Self-Assessment — Requisition, Urgency and Justification
Use these scenarios to test whether you can construct safe requisitions, tier urgency correctly, and clarify appropriateness. Write your answer before reading the discussion.
Scenario A: A 28-year-old woman, last menstrual period uncertain, presents with left iliac fossa pain. The intern requests a CT abdomen-pelvis and writes only 'LIF pain' on the form. List the deficiencies in this requisition and rewrite it.
Discussion: Deficiencies: no specific clinical question, no provisional diagnosis, no pregnancy status despite reproductive age, no urgency, no consideration of a non-ionising first-line study. A rewritten requisition: 'Woman 28, LIF pain 8 h, ?ovarian torsion vs ?appendicitis vs ?ectopic; LMP uncertain — pregnancy test pending/positive? Please advise modality; would prefer pelvic USG first given reproductive age and to avoid ionising radiation. Urgent — same-day. Contact: Dr A, ext 210.' The key safety move is excluding pregnancy and defaulting to ultrasound before any ionising study.

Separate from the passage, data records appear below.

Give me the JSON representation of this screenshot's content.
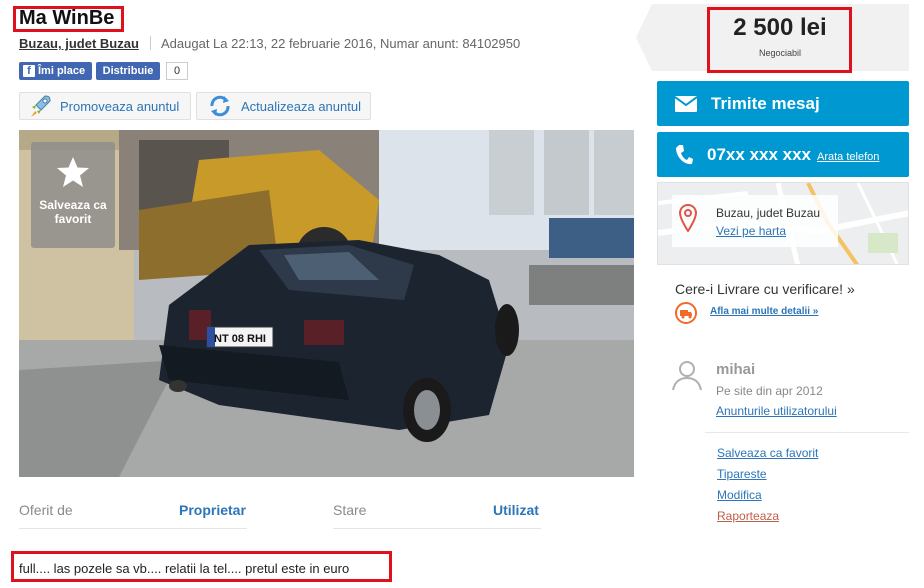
{
  "listing": {
    "title": "Ma WinBe",
    "location": "Buzau, judet Buzau",
    "meta": "Adaugat La 22:13, 22 februarie 2016, Numar anunt: 84102950"
  },
  "social": {
    "like_label": "Îmi place",
    "share_label": "Distribuie",
    "count": "0",
    "brand_color": "#4267b2"
  },
  "actions": {
    "promote_label": "Promoveaza anuntul",
    "update_label": "Actualizeaza anuntul"
  },
  "photo": {
    "save_label": "Salveaza ca favorit",
    "plate": "NT 08 RHI"
  },
  "attributes": [
    {
      "label": "Oferit de",
      "value": "Proprietar"
    },
    {
      "label": "Stare",
      "value": "Utilizat"
    }
  ],
  "description": "full.... las pozele sa vb.... relatii la tel.... pretul este in euro",
  "price": {
    "amount": "2 500 lei",
    "note": "Negociabil"
  },
  "contact": {
    "message_label": "Trimite mesaj",
    "phone": "07xx xxx xxx",
    "show_phone_label": "Arata telefon",
    "accent_color": "#0098d0"
  },
  "map": {
    "location": "Buzau, judet Buzau",
    "view_label": "Vezi pe harta"
  },
  "delivery": {
    "title": "Cere-i Livrare cu verificare! »",
    "details_label": "Afla mai multe detalii »"
  },
  "user": {
    "name": "mihai",
    "since": "Pe site din apr 2012",
    "ads_label": "Anunturile utilizatorului"
  },
  "side_links": {
    "save": "Salveaza ca favorit",
    "print": "Tipareste",
    "edit": "Modifica",
    "report": "Raporteaza"
  },
  "annotation_color": "#e0101c"
}
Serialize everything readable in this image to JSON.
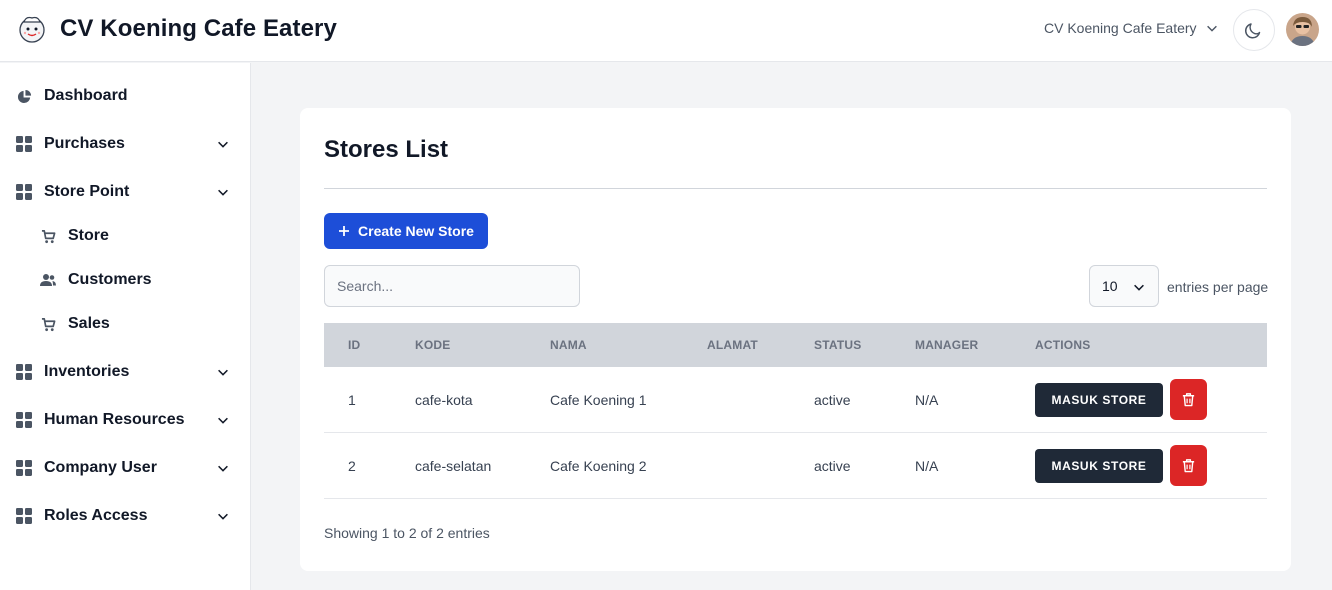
{
  "header": {
    "title": "CV Koening Cafe Eatery",
    "company_selected": "CV Koening Cafe Eatery",
    "logo_icon": "chef-mascot-icon",
    "theme_icon": "moon-icon"
  },
  "sidebar": {
    "items": [
      {
        "label": "Dashboard",
        "icon": "pie-chart-icon",
        "expandable": false
      },
      {
        "label": "Purchases",
        "icon": "grid-icon",
        "expandable": true
      },
      {
        "label": "Store Point",
        "icon": "grid-icon",
        "expandable": true,
        "expanded": true
      },
      {
        "label": "Store",
        "icon": "cart-icon",
        "sub": true
      },
      {
        "label": "Customers",
        "icon": "users-icon",
        "sub": true
      },
      {
        "label": "Sales",
        "icon": "cart-icon",
        "sub": true
      },
      {
        "label": "Inventories",
        "icon": "grid-icon",
        "expandable": true
      },
      {
        "label": "Human Resources",
        "icon": "grid-icon",
        "expandable": true
      },
      {
        "label": "Company User",
        "icon": "grid-icon",
        "expandable": true
      },
      {
        "label": "Roles Access",
        "icon": "grid-icon",
        "expandable": true
      }
    ]
  },
  "main": {
    "title": "Stores List",
    "create_button": "Create New Store",
    "search_placeholder": "Search...",
    "per_page_value": "10",
    "per_page_label": "entries per page",
    "columns": [
      "ID",
      "KODE",
      "NAMA",
      "ALAMAT",
      "STATUS",
      "MANAGER",
      "ACTIONS"
    ],
    "rows": [
      {
        "id": "1",
        "kode": "cafe-kota",
        "nama": "Cafe Koening 1",
        "alamat": "",
        "status": "active",
        "manager": "N/A",
        "action": "MASUK STORE"
      },
      {
        "id": "2",
        "kode": "cafe-selatan",
        "nama": "Cafe Koening 2",
        "alamat": "",
        "status": "active",
        "manager": "N/A",
        "action": "MASUK STORE"
      }
    ],
    "showing_text": "Showing 1 to 2 of 2 entries"
  },
  "colors": {
    "primary": "#1d4ed8",
    "dark_button": "#1f2937",
    "danger": "#dc2626",
    "table_header": "#d1d5db",
    "page_bg": "#f3f4f6"
  }
}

Scenario B: You are unsure whether a young patient with mechanical low back pain of 3 weeks and no red flags needs an MRI lumbar spine, which the patient is requesting. What is the most appropriate action?
Discussion: This is an appropriateness question. Uncomplicated mechanical back pain without red flags does not warrant early MRI, which often shows incidental degenerative findings that mislead management. The appropriate action is to apply referral guidance (ACR Appropriateness Criteria / AERB referral guidance) and, if in any doubt, to telephone the radiologist to clarify before ordering. Imaging is justified only if it will change management — here, watchful waiting and review for red flags is appropriate, and clarifying with the radiologist exemplifies the RD4.1 collaboration behaviour.
Scenario C: A radiologist telephones you about an incidental 3 cm renal mass found on a CT you requested for another reason, and there is no plan documented for follow-up. What does closing the loop require here?
Discussion: Closing the loop requires that the critical/incidental finding is received by a named responsible clinician, documented, and acted upon with a clear follow-up plan (here, urological referral and dedicated renal imaging). Acknowledging the radiologist's critical-result communication, recording it, and arranging definitive follow-up — rather than letting it disappear in the notes — is the requesting clinician's responsibility and the final step of the collaborative loop.